La structure en charge de l'assurance-chômage prévoit un déficit de 18,7 milliards d'euros, le double de l'année précédente (9,7 milliards). "Vous avez trois sources de creusement du déficit", décrypte Bertrand Martinot. "Vous avez une baisse des recettes, parce que vous avez une diminution de la masse salariale, donc des cotisations. Deuxième élément, c'est que vous avez une augmentation des chômeurs, dont des chômeurs indemnisés, donc vous avez plus d'allocations à payer et plus de dépenses." Ces deux facteurs entraînent "mécaniquement" un déficit de l'assurance-chômage, selon l'économiste. "Il est tout à fait normal qu'en période de crise grave le déficit de l'Unédic se creuse". 

"En revanche, vous avez pratiquement 60% du creusement du déficit qui est dû à un facteur totalement exceptionnel", assure l'économiste. "L'Unédic cofinance avec l'Etat, à hauteur d'un tiers, les allocations d'activité partielle, qui ont pris des proportions considérables au cours de l'année 2020 et qui vont continuer à peser en 2021." En juin, l'activité partielle concernait 13,3 millions de Français, soit la moitié des personnes ayant un emploi. Si le chiffre a diminué en août, il plafonnait encore à hauteur d'1,3 millions de personnes. 

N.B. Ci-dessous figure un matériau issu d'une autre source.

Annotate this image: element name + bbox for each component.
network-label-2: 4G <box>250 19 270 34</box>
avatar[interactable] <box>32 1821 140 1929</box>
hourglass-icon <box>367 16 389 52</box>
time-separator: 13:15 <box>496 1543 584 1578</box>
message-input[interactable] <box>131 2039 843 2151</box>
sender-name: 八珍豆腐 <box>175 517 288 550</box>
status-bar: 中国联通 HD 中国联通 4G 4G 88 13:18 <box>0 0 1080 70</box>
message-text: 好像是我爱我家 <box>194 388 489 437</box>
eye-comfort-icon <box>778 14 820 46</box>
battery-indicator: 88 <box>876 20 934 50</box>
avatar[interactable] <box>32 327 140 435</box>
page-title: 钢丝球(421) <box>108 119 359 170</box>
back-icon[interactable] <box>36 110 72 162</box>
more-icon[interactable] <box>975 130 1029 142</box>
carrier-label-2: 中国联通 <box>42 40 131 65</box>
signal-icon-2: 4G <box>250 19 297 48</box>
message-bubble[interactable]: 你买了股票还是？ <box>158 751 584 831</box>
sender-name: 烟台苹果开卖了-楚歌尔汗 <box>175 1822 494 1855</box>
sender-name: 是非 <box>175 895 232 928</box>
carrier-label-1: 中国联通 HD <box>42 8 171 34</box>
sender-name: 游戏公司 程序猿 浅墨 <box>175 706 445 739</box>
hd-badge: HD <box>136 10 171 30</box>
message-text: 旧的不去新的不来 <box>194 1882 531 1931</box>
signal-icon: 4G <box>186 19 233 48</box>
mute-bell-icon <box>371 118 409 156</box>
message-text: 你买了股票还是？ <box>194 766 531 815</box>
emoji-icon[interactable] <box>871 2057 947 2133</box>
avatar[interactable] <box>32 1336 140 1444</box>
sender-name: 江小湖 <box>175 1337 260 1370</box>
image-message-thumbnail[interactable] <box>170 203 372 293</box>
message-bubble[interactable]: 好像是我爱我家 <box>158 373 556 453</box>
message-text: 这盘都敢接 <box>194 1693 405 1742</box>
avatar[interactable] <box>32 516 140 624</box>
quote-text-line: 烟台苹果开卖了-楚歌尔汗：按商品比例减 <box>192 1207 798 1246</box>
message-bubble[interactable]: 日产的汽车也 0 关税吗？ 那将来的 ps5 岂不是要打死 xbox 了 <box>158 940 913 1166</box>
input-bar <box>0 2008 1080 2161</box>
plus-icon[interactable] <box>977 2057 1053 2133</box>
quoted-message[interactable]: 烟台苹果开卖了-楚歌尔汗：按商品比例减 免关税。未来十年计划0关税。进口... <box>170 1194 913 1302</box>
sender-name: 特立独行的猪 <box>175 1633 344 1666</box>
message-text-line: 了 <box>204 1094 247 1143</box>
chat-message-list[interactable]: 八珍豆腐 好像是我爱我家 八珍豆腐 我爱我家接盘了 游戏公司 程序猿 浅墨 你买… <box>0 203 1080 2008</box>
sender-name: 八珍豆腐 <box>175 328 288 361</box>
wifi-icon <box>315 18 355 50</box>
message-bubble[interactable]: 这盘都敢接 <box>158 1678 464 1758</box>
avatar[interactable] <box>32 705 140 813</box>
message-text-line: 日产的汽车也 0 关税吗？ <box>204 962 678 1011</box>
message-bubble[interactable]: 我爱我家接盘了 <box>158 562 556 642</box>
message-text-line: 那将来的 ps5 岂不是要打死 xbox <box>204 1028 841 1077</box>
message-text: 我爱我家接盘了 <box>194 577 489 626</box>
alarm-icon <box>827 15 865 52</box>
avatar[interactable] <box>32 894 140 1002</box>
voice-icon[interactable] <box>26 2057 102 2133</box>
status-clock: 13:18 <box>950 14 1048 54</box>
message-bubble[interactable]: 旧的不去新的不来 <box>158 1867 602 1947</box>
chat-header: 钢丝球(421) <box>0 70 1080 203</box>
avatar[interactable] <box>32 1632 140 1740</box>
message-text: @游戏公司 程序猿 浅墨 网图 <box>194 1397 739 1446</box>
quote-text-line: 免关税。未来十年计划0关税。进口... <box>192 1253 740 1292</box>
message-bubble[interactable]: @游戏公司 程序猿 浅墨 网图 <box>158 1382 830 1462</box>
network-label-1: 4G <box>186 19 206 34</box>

Des prévisions réalistes ?

Si les prévisions de l'Unédic sont plutôt optimistes, estime Bertrand Martinot, l'avenir reste incertain en raison de la crise sanitaire. "Il y a quelques semaines, peut-être au moment où l'Unédic a fait ses prévisions, on n'avait pas l'impact du couvre-feu sur un certain nombre de secteurs économiques", rappelle-t-il, ajoutant que de nouvelles mesures plus coercitives pourraient encore être dans les tuyaux. 

Idem pour le nombre d'allocataires de l'assurance-chômage : il existe un décalage entre l'annonce de plans sociaux, par exemple, et les licenciements effectifs. "Les gens sont souvent pendant des mois dans des mécanismes de reconversion, qui parfois n'aboutissent pas. Et ils finissent par le chômage", analyse Bertrand Martinot. "Et puis il y a des secteurs entiers de l'économie où les entreprises sont en grande difficulté et vont avoir quand même du mal à repartir". D'après de nombreux prévisionnistes, le pic du chômage sera ainsi atteint en 2021.